More than 1.3 million technology startups are launched every year! This means that tech sales is one of the fastest growing careers for reps who are eager to land a promising new role with the hottest new company. But many hiring managers of these startups have little to no experience hiring tech sales professionals at such a rapid rate. Asking the right sales interview questions can make all the difference.
It’s important for sales hiring managers to conduct smart and effective interviews that can help them whittle down candidates to the best options. Here’s a few questions managers can ask tech sales candidates to get you started down the right path:
“Why did you leave your previous position (Or: Why are you exploring new opportunities?)”

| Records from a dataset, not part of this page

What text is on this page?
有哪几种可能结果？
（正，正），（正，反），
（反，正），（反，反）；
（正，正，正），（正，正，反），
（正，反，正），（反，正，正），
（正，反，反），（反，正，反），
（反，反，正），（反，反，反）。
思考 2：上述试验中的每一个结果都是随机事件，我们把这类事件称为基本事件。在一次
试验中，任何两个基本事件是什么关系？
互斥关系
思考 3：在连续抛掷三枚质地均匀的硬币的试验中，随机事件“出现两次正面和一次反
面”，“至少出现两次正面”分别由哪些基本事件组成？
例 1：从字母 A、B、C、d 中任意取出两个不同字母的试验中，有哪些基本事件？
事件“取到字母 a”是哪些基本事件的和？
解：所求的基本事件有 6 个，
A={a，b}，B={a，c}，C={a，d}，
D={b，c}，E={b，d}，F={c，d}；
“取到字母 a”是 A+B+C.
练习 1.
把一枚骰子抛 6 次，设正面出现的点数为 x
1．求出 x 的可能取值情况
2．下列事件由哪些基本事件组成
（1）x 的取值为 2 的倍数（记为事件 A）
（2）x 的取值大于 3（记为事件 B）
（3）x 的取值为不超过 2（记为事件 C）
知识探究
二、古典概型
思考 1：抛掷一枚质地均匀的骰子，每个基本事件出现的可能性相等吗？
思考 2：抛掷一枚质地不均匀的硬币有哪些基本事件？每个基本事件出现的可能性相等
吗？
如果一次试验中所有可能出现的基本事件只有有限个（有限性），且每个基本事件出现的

It’s important for a hiring manager to understand the catalyst or event that triggered someone to leave their last role. Were they let go? Did they experience a leadership change? Were they passed over for a promotion? Did the culture of the company change? Was there a territory or comp realignment? Or are they just looking for an industry or product that is more aligned with their interests?

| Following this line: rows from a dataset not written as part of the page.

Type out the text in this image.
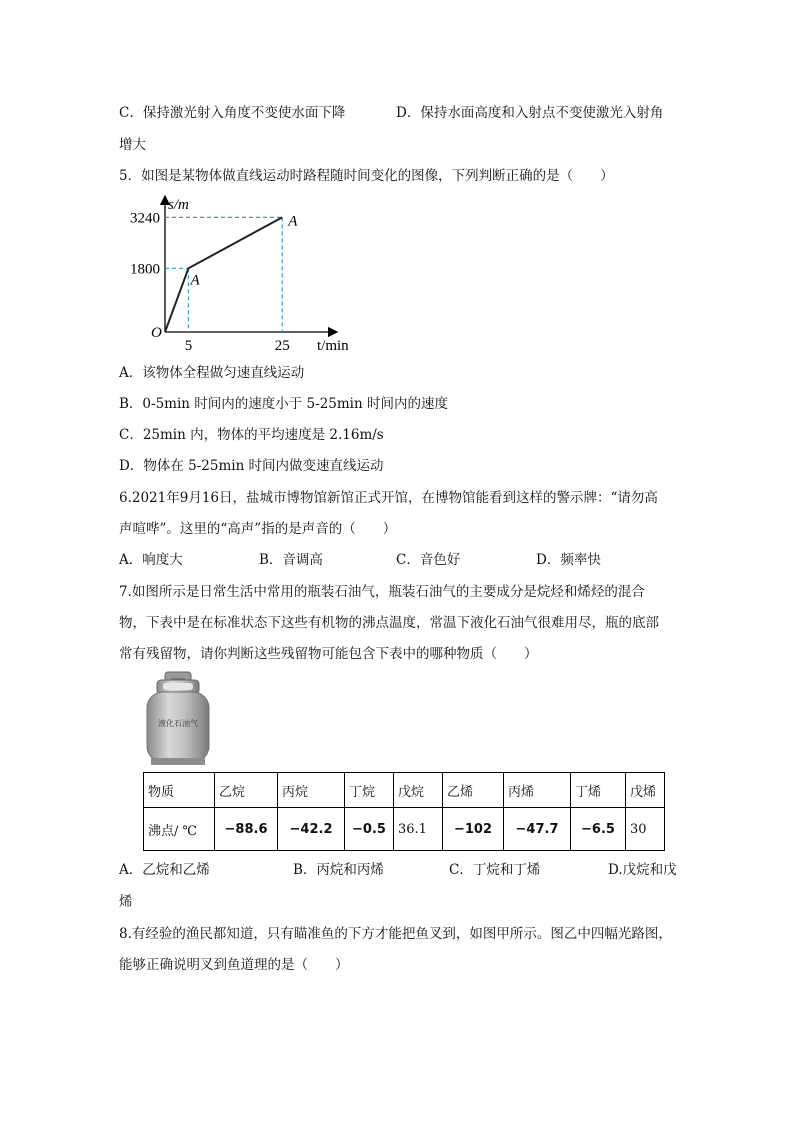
C．保持激光射入角度不变使水面下降	D．保持水面高度和入射点不变使激光入射角
增大
5．如图是某物体做直线运动时路程随时间变化的图像，下列判断正确的是（　　）
1800
3240
5	25
A
A
O
s/m
t/min
A．该物体全程做匀速直线运动
B．0-5min 时间内的速度小于 5-25min 时间内的速度
C．25min 内，物体的平均速度是 2.16m/s
D．物体在 5-25min 时间内做变速直线运动
6.2021年9月16日，盐城市博物馆新馆正式开馆，在博物馆能看到这样的警示牌：“请勿高
声喧哗”。这里的“高声”指的是声音的（　　）
A．响度大	B．音调高	C．音色好	D．频率快
7.如图所示是日常生活中常用的瓶装石油气，瓶装石油气的主要成分是烷烃和烯烃的混合
物，下表中是在标准状态下这些有机物的沸点温度，常温下液化石油气很难用尽，瓶的底部
常有残留物，请你判断这些残留物可能包含下表中的哪种物质（　　）
液化石油气
物质	乙烷	丙烷	丁烷	戊烷	乙烯	丙烯	丁烯	戊烯
沸点/ ℃	−88.6	−42.2	−0.5	36.1	−102	−47.7	−6.5	30
A．乙烷和乙烯	B．丙烷和丙烯	C．丁烷和丁烯	D.戊烷和戊
烯
8.有经验的渔民都知道，只有瞄准鱼的下方才能把鱼叉到，如图甲所示。图乙中四幅光路图，
能够正确说明叉到鱼道理的是（　　）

The point is, you need to know why they are talking to you. The answer will help guide you toward more specific questions.
“Tell me about the sales process at your previous (or current) position?”
The answer to this question will let you know if the candidate’s most recent go-to-market process aligns with yours. Example: If the candidate is most familiar with a 6-9 month sales process that is consultative and requires the coordination of multiple stakeholders, but your process is one month and transactional, this candidate may have a hard time adjusting.
Make sure the candidate you’re interviewing has sales experiences that align with your go-to-market. Too much adjustment time often equates to lost sales.
“Why is this opportunity the best choice for you?”
This type of sales interview question can help you understand if the candidate took time to research your company and your offerings. Did they apply because they really thought it was the right fit, or was your company just next in line in a series of interviews?
You should look for candidates who approach their job search process the same way they approach their sales process. Whoever you hire should really want to be there and should be eager to be successful. This means they come to the interview showing that they took the time to understand the company beforehand.
“Where do you see yourself in ten years”?
Sales interview questions that ask about the candidate’s future outlook are important because they provide insight into the potential tenure of the candidate and what you may need to do to keep them motivated – and employed. Some employees prefer working independently and don’t aspire to be managers or team leaders; others want increasing responsibility to feel valued. Other sales reps don’t aspire to be in sales for the long term at all, which might raise some red flags if you’re concerned about retention (and passion for the job).
Aligning your sales interview questions with your organization’s career path is a great way to build a rockstar sales team. Hiring is tough and it takes a long time to get it right. You really don’t want to go through the same process for the exact same role again and again.
“What drives you?”
Motivation is incredibly important in identifying a great sales professional – and it comes in many forms. Some sales professionals are motivated by money (compensation); others are motivated by promotions and titles, and others by increasing responsibility and leadership. There is no right or wrong motivation. However, understanding this from the start of an employee’s tenure is important. Firstly, it will help you retain them as an employee. Secondly, you should determine if the candidate’s motivation aligns with your business, the culture you’re building and the role you’re hiring for. Otherwise, you may be recruiting for the same position again in short order.
These sales interview questions aren’t exhaustive, but asking these five will help you make smart hires faster and give you better insight into your candidates.